The link between international travel and the second wave of Covid-19 in Ireland has been made plain in new research. The study, which is the subject of a feature in this issue, was conducted by Prof Patrick Mallon, Professor of Microbial Diseases in the University College Dublin School of Medicine and Consultant in Infectious Diseases in St Vincent’s University Hospital.
It showed that following the first lockdown, viral genetic ‘lineages’ of the SARS-CoV-2 virus detected in the first wave disappeared from infections contributing to hospitalisation in the hospitals that participated in the study. In the second wave, lineages that originated outside of Ireland and were not found in the first wave were detected. This suggests that the second wave was the result of people travelling into Ireland and that it was not sparked by a renewal of the first wave.
Will this make a difference to official policy? Recently, new legislation was introduced to enforce mandatory State quarantine in hotels for passengers from ‘high-risk’ countries. The hotel isolation measures will apply to countries currently on the category 2 list. This applies only to where the risk of transmission of Covid-19 or mutations of the virus is deemed high. Mandatory quarantine at a designated facility is also a requirement for passengers who arrive in breach of the pre-departure ‘not detected’ PCR requirement.
The plan has received criticism from opposition parties who note that thousands of people moving through our airports would not be subject to the proposed hotel quarantine regime. Instead, they would be relied upon to quarantine themselves, depending on their circumstances. The failure of international travellers to sufficiently restrict their movements after arrival has been attributed to contributing to the continued spread of the virus and the huge rise in cases over the Christmas and New Year period.
It is unlikely the Government will commit to any further measures on mandatory quarantine. Most of the hope on emerging from the crisis lies now in the (albeit slow) roll-out of the vaccination programme. The Minister for Health Stephen Donnelly recently told the Seanad why, in the Government’s opinion, a ‘zero Covid’ or elimination approach will not work in this country. Speaking on 1 March, the Minister said an elimination approach would require the current lockdown restrictions remaining in place beyond September with schools closed and the 5km travel limit reduced to 2km.
The Minister also described proposals to impose stricter controls on people entering the country as carrying “a whiff of xenophobia”. Yet the Government has also been accused of bias in terms of which countries are designated as high-risk. The majority of these countries are South American and African.

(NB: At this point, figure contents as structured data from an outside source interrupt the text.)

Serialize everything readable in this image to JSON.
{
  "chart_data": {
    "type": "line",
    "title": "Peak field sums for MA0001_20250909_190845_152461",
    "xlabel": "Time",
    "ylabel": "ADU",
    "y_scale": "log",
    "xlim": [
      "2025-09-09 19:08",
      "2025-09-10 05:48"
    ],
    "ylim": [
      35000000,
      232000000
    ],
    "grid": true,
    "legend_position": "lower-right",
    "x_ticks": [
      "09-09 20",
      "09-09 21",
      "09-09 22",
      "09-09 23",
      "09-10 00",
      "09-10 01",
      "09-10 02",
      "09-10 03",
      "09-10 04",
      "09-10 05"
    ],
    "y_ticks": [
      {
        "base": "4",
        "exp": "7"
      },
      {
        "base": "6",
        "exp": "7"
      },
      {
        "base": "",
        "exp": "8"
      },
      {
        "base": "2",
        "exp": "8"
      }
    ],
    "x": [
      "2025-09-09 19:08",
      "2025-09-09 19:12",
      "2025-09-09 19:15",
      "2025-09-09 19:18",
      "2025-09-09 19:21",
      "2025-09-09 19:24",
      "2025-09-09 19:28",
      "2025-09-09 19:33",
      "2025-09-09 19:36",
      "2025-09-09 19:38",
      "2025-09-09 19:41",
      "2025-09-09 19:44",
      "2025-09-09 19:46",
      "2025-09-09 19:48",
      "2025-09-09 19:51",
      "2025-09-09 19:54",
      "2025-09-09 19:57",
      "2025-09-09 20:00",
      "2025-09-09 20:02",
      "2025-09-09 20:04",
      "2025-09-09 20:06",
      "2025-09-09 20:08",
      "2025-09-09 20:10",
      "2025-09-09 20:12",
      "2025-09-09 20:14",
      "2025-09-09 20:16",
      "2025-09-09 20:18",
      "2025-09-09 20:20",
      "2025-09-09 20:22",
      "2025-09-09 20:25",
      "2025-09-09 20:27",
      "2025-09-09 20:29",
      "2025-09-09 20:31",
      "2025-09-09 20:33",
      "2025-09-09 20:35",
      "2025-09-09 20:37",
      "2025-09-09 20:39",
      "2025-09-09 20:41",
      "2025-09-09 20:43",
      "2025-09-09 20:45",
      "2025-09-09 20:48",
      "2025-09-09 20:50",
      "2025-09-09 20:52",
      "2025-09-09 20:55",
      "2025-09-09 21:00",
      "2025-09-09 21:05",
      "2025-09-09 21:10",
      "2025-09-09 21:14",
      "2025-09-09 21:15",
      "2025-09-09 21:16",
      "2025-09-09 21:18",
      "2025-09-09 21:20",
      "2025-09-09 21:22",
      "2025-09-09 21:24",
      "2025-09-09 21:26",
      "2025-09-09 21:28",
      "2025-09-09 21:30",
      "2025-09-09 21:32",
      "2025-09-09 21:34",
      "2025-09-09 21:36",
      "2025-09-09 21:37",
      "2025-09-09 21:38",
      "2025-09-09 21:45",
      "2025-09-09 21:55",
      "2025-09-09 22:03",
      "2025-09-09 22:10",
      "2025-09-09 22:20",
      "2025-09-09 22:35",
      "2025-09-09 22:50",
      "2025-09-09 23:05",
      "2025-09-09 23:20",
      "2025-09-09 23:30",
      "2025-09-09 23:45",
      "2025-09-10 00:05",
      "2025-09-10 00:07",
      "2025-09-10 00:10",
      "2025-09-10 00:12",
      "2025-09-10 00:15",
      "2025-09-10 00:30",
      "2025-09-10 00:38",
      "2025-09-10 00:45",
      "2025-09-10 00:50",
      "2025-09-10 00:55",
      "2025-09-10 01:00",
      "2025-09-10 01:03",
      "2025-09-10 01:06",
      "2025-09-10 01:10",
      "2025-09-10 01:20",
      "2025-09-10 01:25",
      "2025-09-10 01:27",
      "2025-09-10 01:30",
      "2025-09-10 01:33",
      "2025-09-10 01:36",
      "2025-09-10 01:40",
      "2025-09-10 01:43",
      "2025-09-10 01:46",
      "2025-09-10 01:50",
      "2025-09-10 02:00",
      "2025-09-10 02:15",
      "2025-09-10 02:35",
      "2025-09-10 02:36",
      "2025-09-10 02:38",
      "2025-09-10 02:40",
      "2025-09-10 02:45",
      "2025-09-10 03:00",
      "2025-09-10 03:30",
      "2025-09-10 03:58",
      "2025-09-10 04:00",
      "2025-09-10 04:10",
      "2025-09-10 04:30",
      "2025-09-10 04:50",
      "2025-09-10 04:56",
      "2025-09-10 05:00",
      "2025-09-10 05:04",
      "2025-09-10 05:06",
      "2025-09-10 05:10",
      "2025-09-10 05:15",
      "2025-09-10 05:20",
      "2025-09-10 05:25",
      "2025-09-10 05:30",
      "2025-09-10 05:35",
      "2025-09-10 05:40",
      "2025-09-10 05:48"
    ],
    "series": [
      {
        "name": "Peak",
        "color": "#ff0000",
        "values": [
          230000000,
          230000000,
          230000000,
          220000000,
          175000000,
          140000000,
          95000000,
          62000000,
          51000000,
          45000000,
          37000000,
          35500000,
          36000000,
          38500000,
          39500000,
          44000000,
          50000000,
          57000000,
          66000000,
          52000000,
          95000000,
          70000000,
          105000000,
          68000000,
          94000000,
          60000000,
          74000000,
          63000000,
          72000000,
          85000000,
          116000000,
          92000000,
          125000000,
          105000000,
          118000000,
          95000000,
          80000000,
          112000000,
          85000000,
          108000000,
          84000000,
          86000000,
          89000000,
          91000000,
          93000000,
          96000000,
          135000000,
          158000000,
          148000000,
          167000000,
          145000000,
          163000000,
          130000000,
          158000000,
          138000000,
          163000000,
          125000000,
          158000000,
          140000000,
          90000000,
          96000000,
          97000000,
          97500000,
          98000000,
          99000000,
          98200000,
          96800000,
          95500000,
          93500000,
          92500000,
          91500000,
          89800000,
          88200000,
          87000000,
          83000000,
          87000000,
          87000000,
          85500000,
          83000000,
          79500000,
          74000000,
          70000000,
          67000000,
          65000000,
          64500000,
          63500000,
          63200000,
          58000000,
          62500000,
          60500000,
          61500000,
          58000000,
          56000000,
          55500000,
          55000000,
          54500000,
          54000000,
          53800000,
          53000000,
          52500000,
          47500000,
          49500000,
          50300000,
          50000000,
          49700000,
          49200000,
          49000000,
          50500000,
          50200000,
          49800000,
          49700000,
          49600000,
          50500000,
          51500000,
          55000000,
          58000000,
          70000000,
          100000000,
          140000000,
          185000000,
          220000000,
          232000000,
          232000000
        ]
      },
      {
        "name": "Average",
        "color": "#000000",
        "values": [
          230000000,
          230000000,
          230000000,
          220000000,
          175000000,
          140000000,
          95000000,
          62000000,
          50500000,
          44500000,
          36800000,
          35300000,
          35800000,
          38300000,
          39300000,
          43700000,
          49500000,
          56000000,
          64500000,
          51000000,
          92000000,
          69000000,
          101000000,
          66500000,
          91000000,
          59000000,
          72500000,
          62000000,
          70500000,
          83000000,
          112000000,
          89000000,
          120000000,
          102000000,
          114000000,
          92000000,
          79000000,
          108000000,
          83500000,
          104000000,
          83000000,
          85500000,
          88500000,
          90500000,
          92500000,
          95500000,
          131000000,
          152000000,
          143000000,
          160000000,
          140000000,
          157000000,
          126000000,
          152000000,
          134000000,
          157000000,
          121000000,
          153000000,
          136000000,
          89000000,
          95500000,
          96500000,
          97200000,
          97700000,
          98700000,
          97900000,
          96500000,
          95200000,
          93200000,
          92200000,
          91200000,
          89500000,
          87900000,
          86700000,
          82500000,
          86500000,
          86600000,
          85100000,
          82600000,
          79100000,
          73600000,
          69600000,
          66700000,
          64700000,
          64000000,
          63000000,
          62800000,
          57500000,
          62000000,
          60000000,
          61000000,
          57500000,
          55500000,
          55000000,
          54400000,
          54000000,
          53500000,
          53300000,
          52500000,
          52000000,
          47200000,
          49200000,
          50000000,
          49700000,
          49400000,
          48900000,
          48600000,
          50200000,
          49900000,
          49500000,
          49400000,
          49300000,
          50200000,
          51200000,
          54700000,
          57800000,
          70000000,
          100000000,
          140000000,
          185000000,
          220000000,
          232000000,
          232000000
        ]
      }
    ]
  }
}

The Minister’s comments are typical from a Government that has constantly sought to muddy the waters in terms of pursuing a zero Covid approach. It may very well be that the time such a strategy could have worked here has passed. Given the gaps in the pandemic response to date, there are also doubts whether such a significant endeavour could be managed by the State.
The slowness to recognise the threat posed by international travel, and act accordingly, is but one example of how the nature of the pandemic has been beyond the grasp of our leaders.